Gott und das Leiden

Das TheaterTanz-Projekt Treffpunkt3 fordert heraus. Es geht einer fundamentalen Frage nach. Nämlich wie sich der Glaube an einen liebenden Gott mit dem (ungerechten) Leiden in der Welt vereinbaren lässt. Hat dich diese Frage auch schon bewegt? Was denkst du darüber?

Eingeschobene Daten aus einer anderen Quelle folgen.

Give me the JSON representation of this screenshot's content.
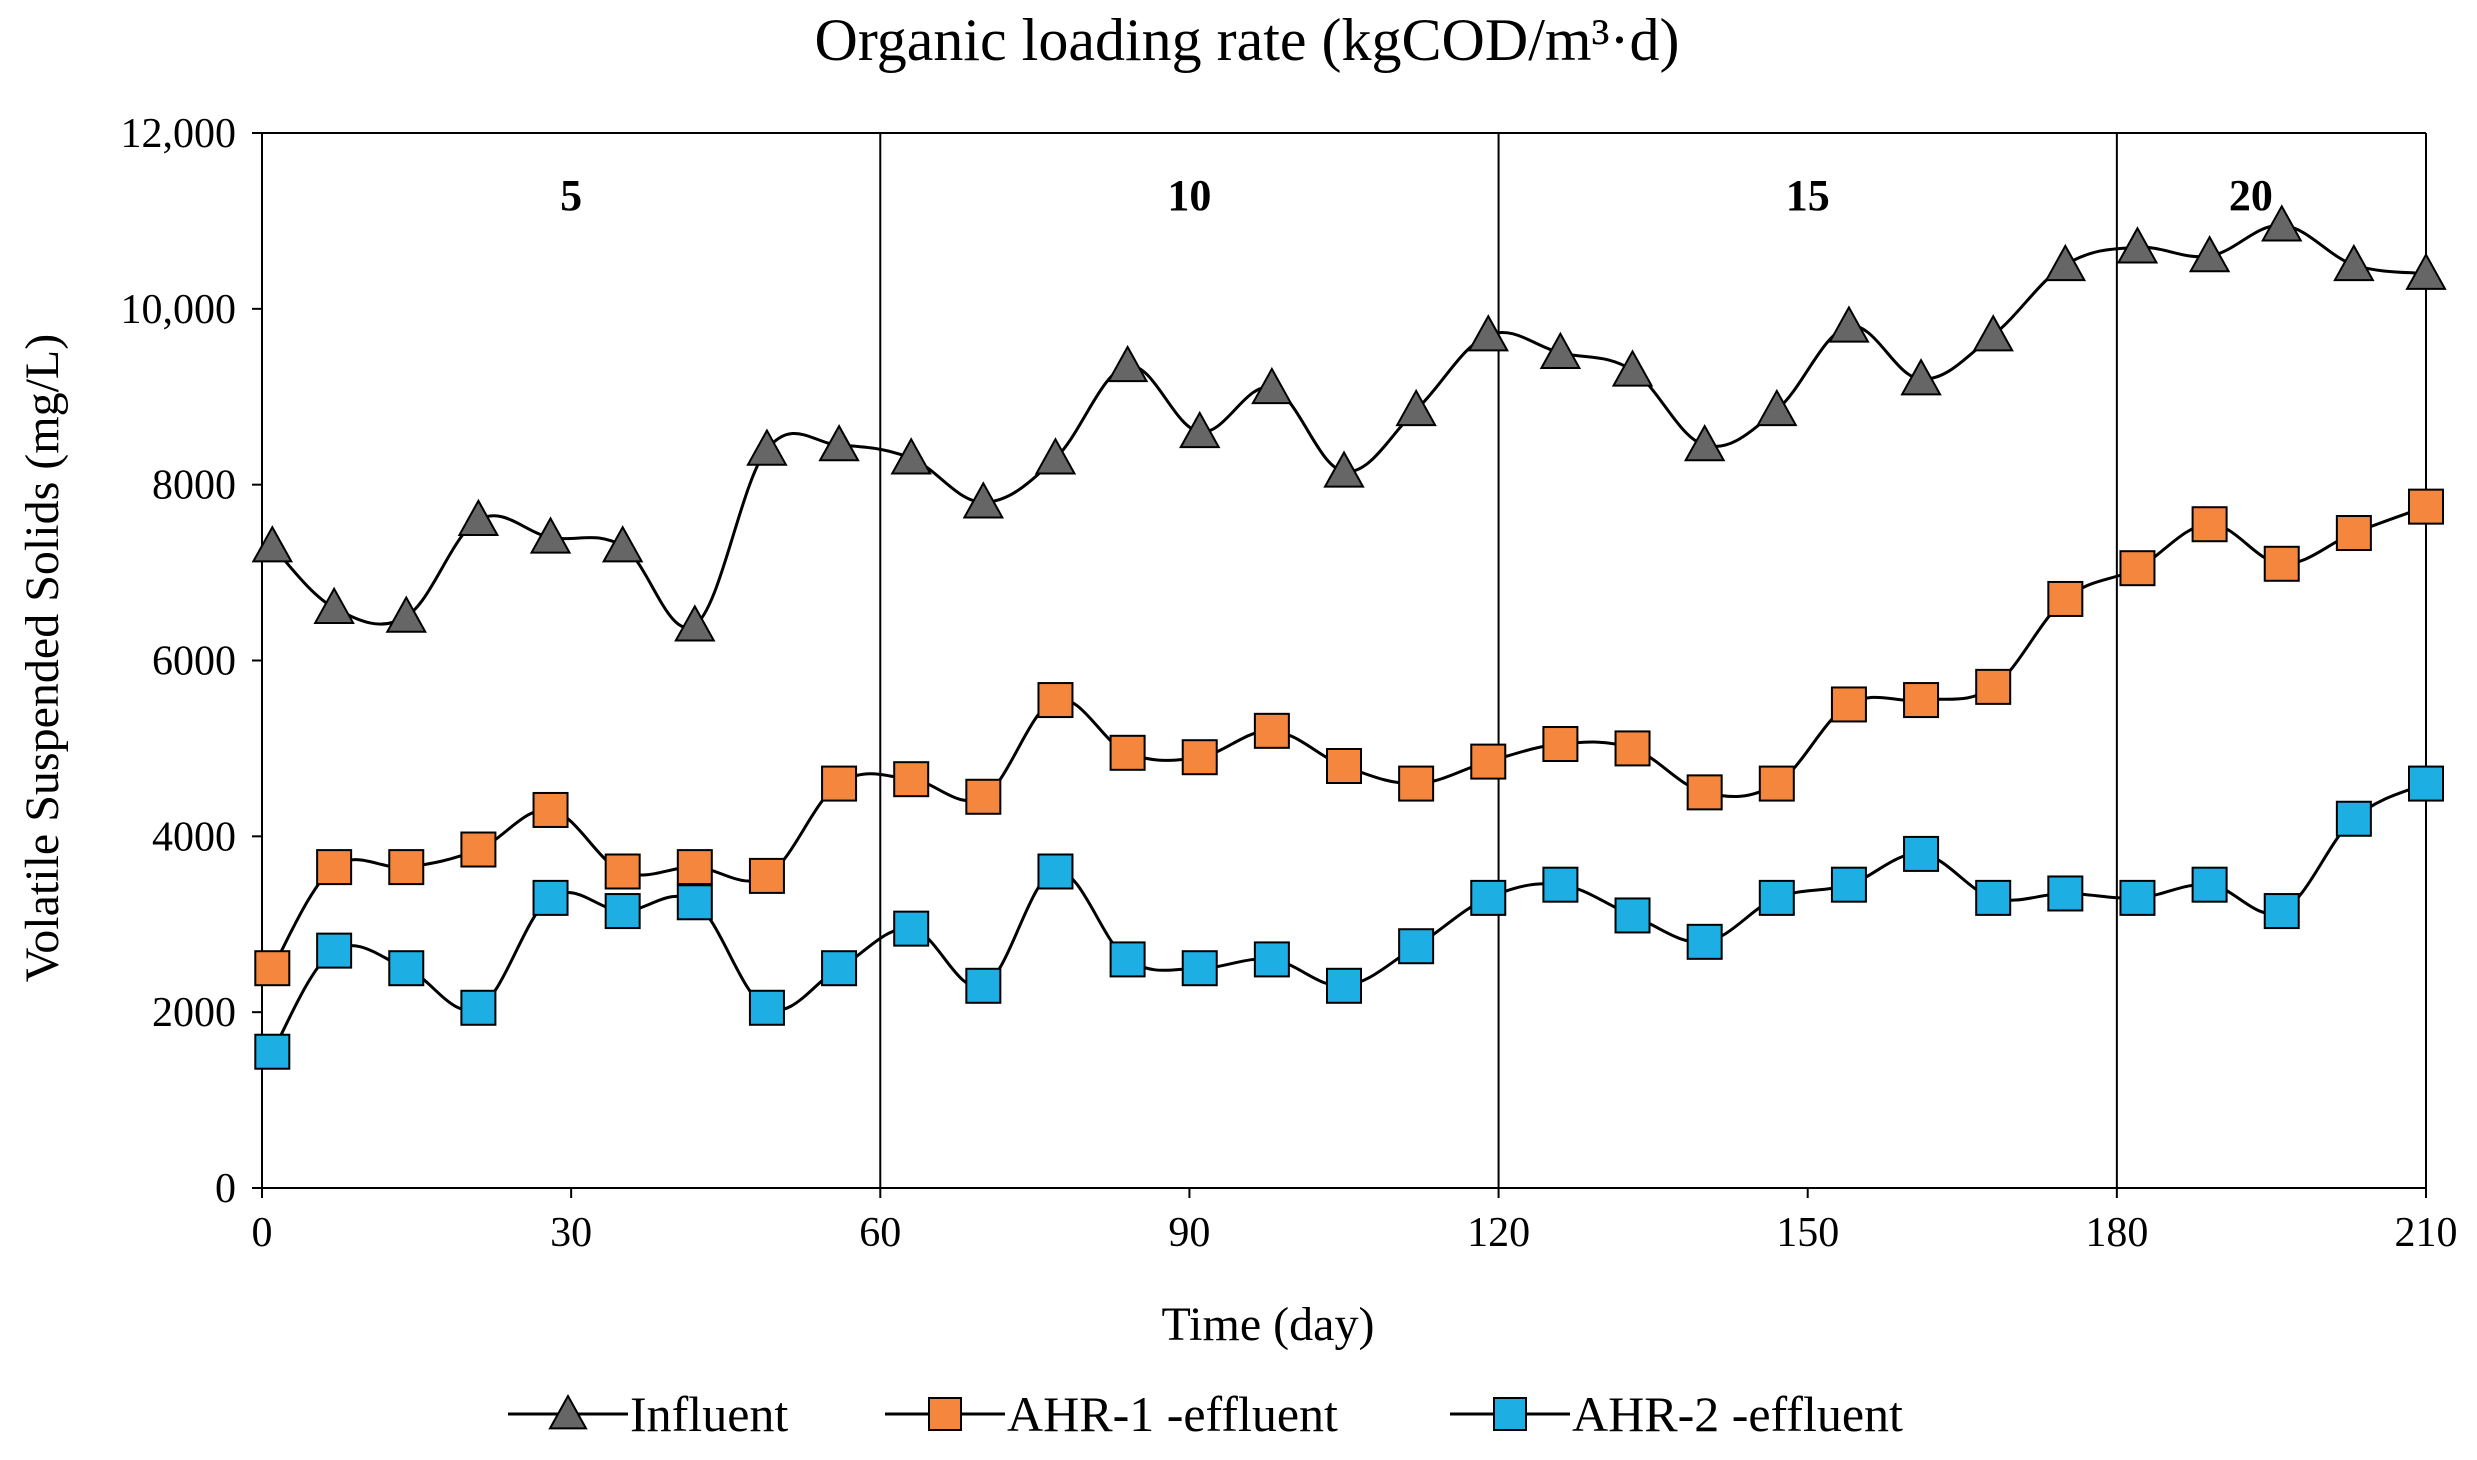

Immer wieder wurden Antworten oder doch ein Umgang mit dieser Frage versucht. Das Leiden sei quasi ein pädagogisches Mittel Gottes, um Menschen zur Umkehr zu bewegen. Oder es sei eine Strafe Gottes für die Unrechtstaten der Menschen. Auch dann, wenn es Unschuldige treffe. Das Leiden habe in Gottes Plan ganz sicher einen Sinn, auch wenn wir es absolut nicht verstünden. Andere zogen die Konsequenz, dass ein Gott zwar die Welt geschaffen, sie aber danach sich selbst überlassen habe. Christ*innen verweisen auf Jesus und sagen, in ihm sei Gott mit den Leidenden solidarisch geworden. Andere distanzieren sich von einem personalen Gott und sehen in der Welt eine kreative göttliche Energie am Werk. Diese schafft und zerstört.

Konkret: Mir kommt das Volk der Uiguren in den Sinn. Sie werden vom chinesischen Regime daran gehindert in ihren Moscheen zu beten. Tausende werden in Umerziehungsgefängnisse gesteckt, oft unter grausamen Bedingungen. Wo ist da Gott? – Oder ich denke an eine Freundin unserer Familie. Mit 54 ist sie vor kurzem an einem Hirntumor gestorben. Wie steht Gott zu dieser Tragödie?

Eindringlich hat der jüdische Philosoph Hans Jonas 1984 die Frage nach Gott angesichts des Leidens in seiner Rede „Der Gottesbegriff nach Auschwitz“ gestellt. Im Blick auf den Holocaust sagt er: „Gott [ist] eminent Herr der Geschichte, und da stellt ‚Auschwitz‘ selbst für den Gläubigen den ganzen überlieferten Gottesbegriff in Frage. Was für ein Gott konnte das zulassen?“ Jonas nimmt sich in seinem Antwortversuch drei zentrale Eigenschaften Gottes vor: Gott ist gütig, allmächtig und verstehbar, sagt die Glaubenstradition. Um sinnvoll und redlich an Gott festhalten zu können, meint nun Jonas, muss eine dieser Eigenschaften aufgegeben werden. Er entscheidet sich gegen die Allmacht Gottes. „Nur wenn [Gott] nicht all-mächtig ist, nur dann können wir aufrechterhalten, dass er verstehbar und gut ist und es dennoch Übel in der Welt gibt.“

Was denkst du zu dieser Frage und ihren Antwortversuchen? Was hat dir geholfen, wenn du von dieser Frage nicht nur denkerisch, sondern auch existenziell betroffen warst?

Ich würde mich freuen, wenn hier ein Gespräch zu diesem zentralen Thema des Treffpunkt3 entsteht!